The Myth of Vinyl is just that, and I grew up on Vinyl and had a huge collection. I would never buy a CD! Never, ever, then I heard a top-end Sony SA7ES player with a CD of an LP I had, I went back and forth at the hi-fi store and I could not hear a difference in fact the CD sounded better on the bottom end and dynamics and dead black background, I sold my Vinyl collection at the peak of value and went all CD and today 1,500 and counting, and I would still enjoy LP’s if I had them, so zip against that format, but the best, no way on earth, if any format changes the sound is TT setup, what arm, cartridge, mat, TT support, all change what come to the speakers, does not make it not enjoyable but hearing the LP like it was intended, that a myth also, we are so far removed and vinyl even more so. But the goal is to enjoy our system and if Vinyl melts your butter then go for it. One thing the CD format did and we should all be happy for was the release of old titles and artists that had not been released in many years, you give big dollars at record conventions to find a copy of the titles and then released them again.

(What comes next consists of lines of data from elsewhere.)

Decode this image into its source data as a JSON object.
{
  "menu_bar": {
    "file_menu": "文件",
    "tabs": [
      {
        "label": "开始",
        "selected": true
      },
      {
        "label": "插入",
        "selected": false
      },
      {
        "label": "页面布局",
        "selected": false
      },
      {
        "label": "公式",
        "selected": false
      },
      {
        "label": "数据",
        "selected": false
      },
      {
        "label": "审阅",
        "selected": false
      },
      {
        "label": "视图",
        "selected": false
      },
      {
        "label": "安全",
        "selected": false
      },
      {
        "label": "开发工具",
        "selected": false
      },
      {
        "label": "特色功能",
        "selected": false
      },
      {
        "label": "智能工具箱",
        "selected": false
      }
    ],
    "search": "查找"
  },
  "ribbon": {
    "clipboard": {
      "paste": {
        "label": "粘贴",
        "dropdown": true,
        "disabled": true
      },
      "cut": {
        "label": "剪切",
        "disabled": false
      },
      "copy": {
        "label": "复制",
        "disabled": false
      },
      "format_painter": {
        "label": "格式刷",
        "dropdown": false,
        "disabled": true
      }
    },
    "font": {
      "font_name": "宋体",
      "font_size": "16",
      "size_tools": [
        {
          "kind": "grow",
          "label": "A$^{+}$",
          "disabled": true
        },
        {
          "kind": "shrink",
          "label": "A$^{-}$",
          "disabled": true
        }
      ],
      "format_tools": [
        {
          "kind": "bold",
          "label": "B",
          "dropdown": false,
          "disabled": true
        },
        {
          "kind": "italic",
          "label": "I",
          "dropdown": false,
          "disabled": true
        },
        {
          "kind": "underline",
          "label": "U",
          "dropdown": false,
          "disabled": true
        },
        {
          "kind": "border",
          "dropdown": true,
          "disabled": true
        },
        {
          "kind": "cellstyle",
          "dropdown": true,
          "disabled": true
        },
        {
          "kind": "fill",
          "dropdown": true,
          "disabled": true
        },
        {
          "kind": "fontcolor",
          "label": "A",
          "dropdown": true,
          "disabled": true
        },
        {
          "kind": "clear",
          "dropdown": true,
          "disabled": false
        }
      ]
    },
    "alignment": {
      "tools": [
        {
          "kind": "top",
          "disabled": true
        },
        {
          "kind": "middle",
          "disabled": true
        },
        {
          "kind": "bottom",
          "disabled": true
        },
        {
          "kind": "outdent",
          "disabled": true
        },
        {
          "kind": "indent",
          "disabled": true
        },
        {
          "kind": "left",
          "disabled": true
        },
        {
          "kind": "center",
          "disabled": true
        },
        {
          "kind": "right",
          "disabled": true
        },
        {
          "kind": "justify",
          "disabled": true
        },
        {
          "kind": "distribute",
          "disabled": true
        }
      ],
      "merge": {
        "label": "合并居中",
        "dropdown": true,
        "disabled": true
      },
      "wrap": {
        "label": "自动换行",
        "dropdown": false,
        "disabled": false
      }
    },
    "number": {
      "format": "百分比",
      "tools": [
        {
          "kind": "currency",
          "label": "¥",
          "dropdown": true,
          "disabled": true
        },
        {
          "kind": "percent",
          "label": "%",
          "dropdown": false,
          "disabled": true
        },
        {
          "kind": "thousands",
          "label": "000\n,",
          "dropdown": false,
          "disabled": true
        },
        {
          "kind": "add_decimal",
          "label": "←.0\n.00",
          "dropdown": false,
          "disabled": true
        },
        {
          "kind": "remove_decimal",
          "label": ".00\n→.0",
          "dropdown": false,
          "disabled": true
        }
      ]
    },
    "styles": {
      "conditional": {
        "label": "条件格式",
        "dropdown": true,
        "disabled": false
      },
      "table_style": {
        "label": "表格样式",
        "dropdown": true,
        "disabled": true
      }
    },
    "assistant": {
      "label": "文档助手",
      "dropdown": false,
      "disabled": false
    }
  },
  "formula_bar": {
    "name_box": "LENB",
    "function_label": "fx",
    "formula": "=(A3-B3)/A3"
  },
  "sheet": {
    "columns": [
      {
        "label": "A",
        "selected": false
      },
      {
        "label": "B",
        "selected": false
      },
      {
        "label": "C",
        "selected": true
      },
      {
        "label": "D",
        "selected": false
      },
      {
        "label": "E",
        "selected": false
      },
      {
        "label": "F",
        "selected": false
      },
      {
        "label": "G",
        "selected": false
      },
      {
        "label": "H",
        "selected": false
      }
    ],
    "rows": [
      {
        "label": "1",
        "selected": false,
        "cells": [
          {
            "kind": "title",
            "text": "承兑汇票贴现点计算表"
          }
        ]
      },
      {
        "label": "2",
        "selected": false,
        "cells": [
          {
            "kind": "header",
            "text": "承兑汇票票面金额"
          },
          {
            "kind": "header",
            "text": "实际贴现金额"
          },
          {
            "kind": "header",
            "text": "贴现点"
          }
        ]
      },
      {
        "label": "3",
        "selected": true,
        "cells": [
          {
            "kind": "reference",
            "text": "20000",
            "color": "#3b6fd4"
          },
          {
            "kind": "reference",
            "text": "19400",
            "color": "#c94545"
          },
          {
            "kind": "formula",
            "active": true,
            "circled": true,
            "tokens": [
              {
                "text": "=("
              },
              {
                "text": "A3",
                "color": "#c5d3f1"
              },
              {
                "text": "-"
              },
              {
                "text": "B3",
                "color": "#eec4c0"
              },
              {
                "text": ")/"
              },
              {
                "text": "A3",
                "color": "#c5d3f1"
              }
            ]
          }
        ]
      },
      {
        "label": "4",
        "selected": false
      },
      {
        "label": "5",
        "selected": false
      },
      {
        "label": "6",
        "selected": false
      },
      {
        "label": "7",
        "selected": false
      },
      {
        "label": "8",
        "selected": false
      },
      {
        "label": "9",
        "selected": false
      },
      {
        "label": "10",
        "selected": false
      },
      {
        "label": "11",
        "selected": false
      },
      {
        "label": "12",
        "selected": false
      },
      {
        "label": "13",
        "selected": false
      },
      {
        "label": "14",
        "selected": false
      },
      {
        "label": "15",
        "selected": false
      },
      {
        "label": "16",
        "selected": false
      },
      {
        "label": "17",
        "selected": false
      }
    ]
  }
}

Also saving music from decaying analog tape to the digital format for future generations to enjoy, all recording companies have done this, so new vinyl for the most part comes from a digital master copy of the best source they could find and this does not mean they found the master tape that could long gone, recorded over or lost or damaged so badly they have to use another source perhaps a backup copy or worse, then they use digital tools to make a decent recording out of it. The old MoFi Beatles box set from the late ’70s was taken from the master tapes, already showing tape breakdown issues, with some distortion, tape hiss, etc and those tapes were 10-15 years old only. Think analog tape from the 1950s says what shape would they be in today so 70 years later. Thank God for Digital.

John writes:

Vinyl it seems has a sonic ‘comfort zone’ as one commentator put it.
DSD or PCM has the massive advantage of being able to handle ridiculous dynamic range and frequency capture but it is understandable that this will show up warts and all in older recordings and that fact some folk find unacceptable.
There are companies doing excellent transfers from very old tapes in DSD and DXD (PCM at 352.8/24 bit). If the tape has suffered serious damage and needs restoration a DXD transfer makes more sense as digital restoration can be accomplished.

John D writes:

The questioner talks about conversion of 44.1/16bit to DSD512 then back to PCM;
why on earth would anyone want to do that?
Conversion of any PCM rate to DSD would appear to be an advantage if the DAC being used is a sigma/delta based one as the conversion is simpler for the DAC. Your own DAC’s do this don’t they? – that is convert all incoming signal to DSD?

BL writes:

An interesting fact about Sony sacd players of yore,at least the higher end models,was that they converted cd data to DSD.Where as a lot of so called sacd players from other manufacturers would convert the original dsd data and output as PCM.